- Directed by: Bob Quinn
- Written by: Colm Bairéad
- Produced by: Bob Quinn
- Starring: Cyril Cusack Donal McCann Niall Tóibín
- Cinematography: Seamus Deasy
- Edited by: Bob Quinn
- Distributed by: Cinegael
- Release date: 25 February 1978;
- Running time: 65 minutes
- Country: Ireland
- Language: Irish
- Budget: IR£18,000

= Poitín (film) =

1978 Irish film

Poitín is a 1978 Irish crime drama film produced and directed by Bob Quinn, and starring Cyril Cusack, Donal McCann, and Niall Tóibín. It was the first feature film to be made entirely in Irish, and the first recipient of a film script grant from the Arts Council of Ireland.

==Plot==
Michil is a moonshiner in rural Connemara, living in an isolated cottage with his adult daughter. Two local degenerates, Labhrás and Sleamhnán, terrorise the old moonshiner for his contraband liquor (poitín), threatening to kill him and rape his daughter, until the moonshiner outwits them and tricks them to their deaths.

==Production==
Poitín was shot on 16 mm film.

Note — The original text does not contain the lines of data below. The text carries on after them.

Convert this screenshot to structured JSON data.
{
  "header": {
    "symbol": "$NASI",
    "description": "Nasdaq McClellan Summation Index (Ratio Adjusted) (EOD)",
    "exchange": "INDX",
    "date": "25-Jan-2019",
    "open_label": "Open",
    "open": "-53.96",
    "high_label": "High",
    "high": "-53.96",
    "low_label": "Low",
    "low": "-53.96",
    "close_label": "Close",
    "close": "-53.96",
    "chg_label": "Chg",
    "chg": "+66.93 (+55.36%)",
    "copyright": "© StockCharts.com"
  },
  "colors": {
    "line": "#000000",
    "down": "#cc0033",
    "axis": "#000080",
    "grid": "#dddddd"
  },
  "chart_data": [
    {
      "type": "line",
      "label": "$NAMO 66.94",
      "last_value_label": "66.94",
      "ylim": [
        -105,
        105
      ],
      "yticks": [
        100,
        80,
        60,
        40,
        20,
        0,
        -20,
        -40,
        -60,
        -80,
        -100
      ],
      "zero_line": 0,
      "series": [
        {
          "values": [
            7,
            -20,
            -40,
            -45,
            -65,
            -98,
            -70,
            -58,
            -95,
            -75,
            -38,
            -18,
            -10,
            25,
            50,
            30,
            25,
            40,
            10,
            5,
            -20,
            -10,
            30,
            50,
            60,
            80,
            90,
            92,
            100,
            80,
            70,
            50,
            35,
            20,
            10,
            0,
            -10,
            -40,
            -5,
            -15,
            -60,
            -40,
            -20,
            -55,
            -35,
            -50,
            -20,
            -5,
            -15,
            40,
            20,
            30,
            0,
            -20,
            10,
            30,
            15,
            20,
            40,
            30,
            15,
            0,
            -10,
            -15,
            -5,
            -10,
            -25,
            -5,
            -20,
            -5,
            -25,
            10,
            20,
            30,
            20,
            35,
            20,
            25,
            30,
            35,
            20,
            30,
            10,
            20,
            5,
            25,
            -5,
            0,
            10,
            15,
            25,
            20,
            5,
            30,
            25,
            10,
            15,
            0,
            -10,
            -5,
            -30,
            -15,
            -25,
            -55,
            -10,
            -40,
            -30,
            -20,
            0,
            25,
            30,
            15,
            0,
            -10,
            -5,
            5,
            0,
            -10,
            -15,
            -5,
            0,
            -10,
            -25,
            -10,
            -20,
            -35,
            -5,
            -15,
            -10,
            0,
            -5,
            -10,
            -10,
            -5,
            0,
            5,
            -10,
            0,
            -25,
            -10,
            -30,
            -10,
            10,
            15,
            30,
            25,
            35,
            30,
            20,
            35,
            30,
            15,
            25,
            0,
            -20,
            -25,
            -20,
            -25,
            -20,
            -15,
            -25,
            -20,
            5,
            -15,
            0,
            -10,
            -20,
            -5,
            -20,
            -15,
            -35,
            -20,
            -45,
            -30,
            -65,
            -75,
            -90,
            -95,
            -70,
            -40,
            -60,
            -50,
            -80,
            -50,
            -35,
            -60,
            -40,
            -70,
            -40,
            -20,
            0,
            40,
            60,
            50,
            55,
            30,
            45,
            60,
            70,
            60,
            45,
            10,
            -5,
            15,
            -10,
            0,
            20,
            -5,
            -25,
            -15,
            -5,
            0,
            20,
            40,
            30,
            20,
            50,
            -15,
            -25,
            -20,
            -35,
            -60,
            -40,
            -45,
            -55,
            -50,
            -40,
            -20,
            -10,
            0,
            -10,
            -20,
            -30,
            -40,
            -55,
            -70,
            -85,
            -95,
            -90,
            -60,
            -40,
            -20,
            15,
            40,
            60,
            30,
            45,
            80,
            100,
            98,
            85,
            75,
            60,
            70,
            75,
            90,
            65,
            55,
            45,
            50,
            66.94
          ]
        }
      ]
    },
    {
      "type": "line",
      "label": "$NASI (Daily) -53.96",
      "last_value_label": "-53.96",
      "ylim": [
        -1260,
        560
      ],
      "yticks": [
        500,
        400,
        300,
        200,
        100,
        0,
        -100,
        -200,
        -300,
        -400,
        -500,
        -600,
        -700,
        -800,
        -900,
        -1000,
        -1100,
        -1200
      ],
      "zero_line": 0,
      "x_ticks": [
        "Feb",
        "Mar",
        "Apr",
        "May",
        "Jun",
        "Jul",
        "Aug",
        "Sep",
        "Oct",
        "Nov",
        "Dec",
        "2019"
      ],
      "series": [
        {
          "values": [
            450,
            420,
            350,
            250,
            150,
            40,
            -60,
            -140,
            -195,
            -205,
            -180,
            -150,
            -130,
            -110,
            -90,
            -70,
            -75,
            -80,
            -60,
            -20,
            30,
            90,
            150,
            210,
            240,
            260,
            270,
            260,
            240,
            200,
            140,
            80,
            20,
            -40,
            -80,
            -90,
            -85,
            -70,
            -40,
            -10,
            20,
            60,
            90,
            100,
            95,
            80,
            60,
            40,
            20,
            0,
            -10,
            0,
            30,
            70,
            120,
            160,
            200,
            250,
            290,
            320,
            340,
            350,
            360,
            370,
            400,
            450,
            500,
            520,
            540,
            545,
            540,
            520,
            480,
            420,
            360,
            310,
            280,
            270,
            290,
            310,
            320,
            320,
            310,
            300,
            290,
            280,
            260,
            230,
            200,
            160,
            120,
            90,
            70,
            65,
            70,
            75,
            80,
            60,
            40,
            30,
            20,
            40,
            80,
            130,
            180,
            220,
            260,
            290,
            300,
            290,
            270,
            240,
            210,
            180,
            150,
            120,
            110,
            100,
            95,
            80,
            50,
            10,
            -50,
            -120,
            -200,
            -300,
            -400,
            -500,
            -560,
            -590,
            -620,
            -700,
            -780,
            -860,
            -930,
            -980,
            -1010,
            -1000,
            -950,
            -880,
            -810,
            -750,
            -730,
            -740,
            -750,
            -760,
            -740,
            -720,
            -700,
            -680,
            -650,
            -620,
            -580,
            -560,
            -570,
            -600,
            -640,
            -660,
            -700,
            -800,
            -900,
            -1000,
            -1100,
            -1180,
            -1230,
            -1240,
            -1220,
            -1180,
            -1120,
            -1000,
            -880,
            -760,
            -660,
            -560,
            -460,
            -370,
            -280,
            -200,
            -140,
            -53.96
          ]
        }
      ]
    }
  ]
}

It was shot entirely on-location in Connemara, County Galway.

==Release==

Poitín premiered in the Cinegael studio in Carraroe on 25 February 1978. Its Dublin premiere was at the Adelphi Cinema on 16 March.

The film aired on RTÉ Television on Saint Patrick's Day in 1979 and caused a "public outrage". Taken by some as an insult to the idealized Western Irish identity, particularly pointing to the "spud fight" scene in the film, criticism echoed the response to John Millington Synge's stageplay The Playboy of the Western World (the "Playboy Riots") seventy years earlier and the reaction to Brian O'Nolan's Irish language novel An Béal Bocht forty years prior, both of which also played on Irish stereotypes, to which some in "respectable society" were sensitive.

The film was transmitted on Friday 17 October 1980 by UK-based Southern Television - in a slot that usually included films not made in the English language. The Times Digital Archive does not give any further British TV transmissions of this film.